For reference, I’ve provided a minimal code example below, in which the print(q) or not lead to a different result. Please keep in mind that while the function may seem arbitrary, my main concern is the inconsistent results I’m observing:
(Tested with python==3.10, torch==2.0.0, A100 and RTX3090)

# install the dep via 
# pip install flash-attn --no-build-isolation
from collections import namedtuple
import torch
from flash_attn import flash_attn_varlen_kvpacked_func

AttentionKernelConfig = namedtuple('config', ['batch_size', 'sequence_length', 'num_heads', 'head_size', 'dtype', 'causal'])

def prepare_shared_args(kernel_config):
    qkv = torch.randn(3, kernel_config.batch_size, kernel_config.sequence_length, kernel_config.num_heads * kernel_config.head_size, dtype=kernel_config.dtype, device="cuda")
    q = qkv[0]
    k = qkv[1]
    v = qkv[2]
    return tuple([q, k, v])

def prepare_unique_args(kernel_config):
    q, k, v = prepare_shared_args(kernel_config)
    bs = kernel_config.batch_size
    seqlen = kernel_config.sequence_length
    num_head = kernel_config.num_heads
    head_dim = kernel_config.head_size
    q = q.view(bs, -1, num_head, head_dim)[:, :1].reshape(bs, num_head, head_dim)
    kv = torch.cat([k, v], dim=0).view(bs, seqlen, 2, num_head, head_dim).reshape(bs * seqlen, 2, num_head, head_dim)
    cu_seqlens = torch.ones(bs + 1, dtype=torch.int32, device=q.device)
    max_seqlen = 1
    cu_seqlens_k = torch.ones(bs + 1, dtype=torch.int32, device=q.device) * seqlen
    max_seqlen_k = seqlen
    # print(q)
    return q, kv, cu_seqlens, cu_seqlens_k, max_seqlen, max_seqlen_k

def prepare_unique_kwargs(kernel_config):
    return {
        'causal': kernel_config.causal
    }

attention_config = AttentionKernelConfig(4, 1024, 32, 128, torch.float16, False)
args = prepare_unique_args(attention_config)
kwargs = prepare_unique_kwargs(attention_config)
torch.cuda.synchronize()
result = flash_attn_varlen_kvpacked_func(*args, **kwargs)
torch.cuda.synchronize()
print(result)

Thank you in advance for your assistance!

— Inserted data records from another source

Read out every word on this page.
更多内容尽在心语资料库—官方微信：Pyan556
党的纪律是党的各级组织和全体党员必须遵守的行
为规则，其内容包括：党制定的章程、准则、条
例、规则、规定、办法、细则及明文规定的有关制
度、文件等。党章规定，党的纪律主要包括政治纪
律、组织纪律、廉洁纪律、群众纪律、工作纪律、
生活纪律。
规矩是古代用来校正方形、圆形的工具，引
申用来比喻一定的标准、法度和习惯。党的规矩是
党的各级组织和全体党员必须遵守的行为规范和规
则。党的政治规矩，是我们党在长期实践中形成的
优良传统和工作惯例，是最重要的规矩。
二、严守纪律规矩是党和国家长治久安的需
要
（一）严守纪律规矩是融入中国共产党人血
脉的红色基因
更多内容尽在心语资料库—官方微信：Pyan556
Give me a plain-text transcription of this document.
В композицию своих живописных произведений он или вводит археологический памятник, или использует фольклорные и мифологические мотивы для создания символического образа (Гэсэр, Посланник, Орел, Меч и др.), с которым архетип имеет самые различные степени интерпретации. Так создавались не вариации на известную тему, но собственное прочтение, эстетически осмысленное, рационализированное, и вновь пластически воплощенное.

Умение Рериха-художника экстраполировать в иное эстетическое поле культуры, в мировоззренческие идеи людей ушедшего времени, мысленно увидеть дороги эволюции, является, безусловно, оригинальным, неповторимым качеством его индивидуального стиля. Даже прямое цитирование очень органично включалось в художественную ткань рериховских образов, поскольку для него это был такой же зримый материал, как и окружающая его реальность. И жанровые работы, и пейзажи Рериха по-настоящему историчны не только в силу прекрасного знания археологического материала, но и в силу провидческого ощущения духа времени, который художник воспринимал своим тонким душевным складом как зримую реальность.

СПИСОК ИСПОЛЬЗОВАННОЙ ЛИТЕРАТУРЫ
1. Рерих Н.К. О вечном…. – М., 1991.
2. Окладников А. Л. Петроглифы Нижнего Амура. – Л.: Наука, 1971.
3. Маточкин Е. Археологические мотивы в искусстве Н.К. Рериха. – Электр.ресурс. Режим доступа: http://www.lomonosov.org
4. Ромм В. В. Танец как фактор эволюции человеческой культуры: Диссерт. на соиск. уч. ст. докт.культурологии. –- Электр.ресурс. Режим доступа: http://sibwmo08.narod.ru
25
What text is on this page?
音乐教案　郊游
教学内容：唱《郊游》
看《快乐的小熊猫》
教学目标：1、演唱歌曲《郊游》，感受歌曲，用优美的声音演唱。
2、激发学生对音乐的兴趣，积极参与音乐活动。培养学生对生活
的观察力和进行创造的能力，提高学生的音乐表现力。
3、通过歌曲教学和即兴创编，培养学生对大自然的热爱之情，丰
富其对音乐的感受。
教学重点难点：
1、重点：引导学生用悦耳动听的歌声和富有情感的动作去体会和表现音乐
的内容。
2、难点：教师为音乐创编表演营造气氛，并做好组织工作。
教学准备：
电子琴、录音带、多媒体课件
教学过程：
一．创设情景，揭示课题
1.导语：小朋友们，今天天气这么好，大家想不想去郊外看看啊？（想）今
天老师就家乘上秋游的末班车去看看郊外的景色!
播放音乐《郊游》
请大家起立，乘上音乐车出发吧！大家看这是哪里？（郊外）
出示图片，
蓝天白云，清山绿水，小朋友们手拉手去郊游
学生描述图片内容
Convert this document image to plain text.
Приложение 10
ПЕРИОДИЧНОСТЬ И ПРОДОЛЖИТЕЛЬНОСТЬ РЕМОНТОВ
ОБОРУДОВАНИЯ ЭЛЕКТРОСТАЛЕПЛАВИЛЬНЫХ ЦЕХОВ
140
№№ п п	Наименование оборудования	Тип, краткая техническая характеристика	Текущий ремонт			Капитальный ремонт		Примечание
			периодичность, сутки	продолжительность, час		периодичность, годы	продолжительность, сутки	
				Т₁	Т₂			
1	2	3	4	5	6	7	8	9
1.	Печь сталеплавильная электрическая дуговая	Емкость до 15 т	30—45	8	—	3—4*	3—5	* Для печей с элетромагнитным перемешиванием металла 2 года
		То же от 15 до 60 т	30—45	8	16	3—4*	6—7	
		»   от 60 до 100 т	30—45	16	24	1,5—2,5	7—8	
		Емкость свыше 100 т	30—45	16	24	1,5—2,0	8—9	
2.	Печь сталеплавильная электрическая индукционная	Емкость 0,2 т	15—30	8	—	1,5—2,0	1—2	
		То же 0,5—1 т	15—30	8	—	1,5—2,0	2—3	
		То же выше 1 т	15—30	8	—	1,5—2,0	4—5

The described issue sounds like a race condition caused by missing syncs. Are you using custom CUDA extensions? If so, do you still see this issue in any “pure” PyTorch code?

Thanks for the reply!
Yes, the script used custom CUDA extensions and I have not seen it in pure PyTorch code.
But I do not understand why the “race” condition would be solved by a single print. The data in the device should be the same.